"Innovation for Social Progress: When Imperfect Appropriability Meets Incorrect Prices" (with Jacquelyn Pless)
Presented at the NBER Economics of Innovation in the Energy Sector Workshop, Spring 2021. Among seven competitively selected papers.
"The Intellectual Distance between Clean and Dirty Technologies" (with Su Jung Jee). Draft available upon request.

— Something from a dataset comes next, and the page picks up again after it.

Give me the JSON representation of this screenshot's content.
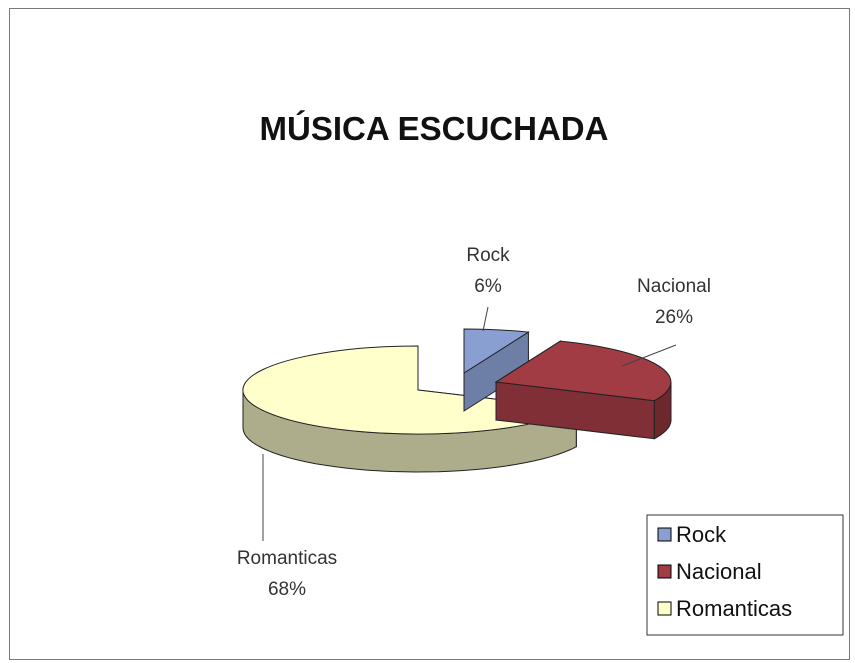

Abstract: How difficult is the transition to a low-carbon technological paradigm? Using the entire universe of patents granted by the USPTO from 1976 to 2020, we evaluate the "intellectual distance" between clean and dirty technologies. We measure intellectual distance by checking how many "hops" one has to make in the citation network to get from a clean patent to a dirty one, where one hop means the clean patent directly cites a dirty patent. We find that 73% of clean patents are connected in some way to dirty patents. The mean distance between a clean and dirty patent is 3 hops. By comparison, for two randomly selected USPTO patents it is 8.5. Only 7.5% of clean patents directly cite dirty prior art. We observe considerable heterogeneity across sectors. Our results suggest that targeted clean R&D may be needed to overcome “intellectual carbon lock-in”, and in sectors where clean and dirty technologies are distant, the transition may be less about diversification and more about Schumpeterian creative destruction.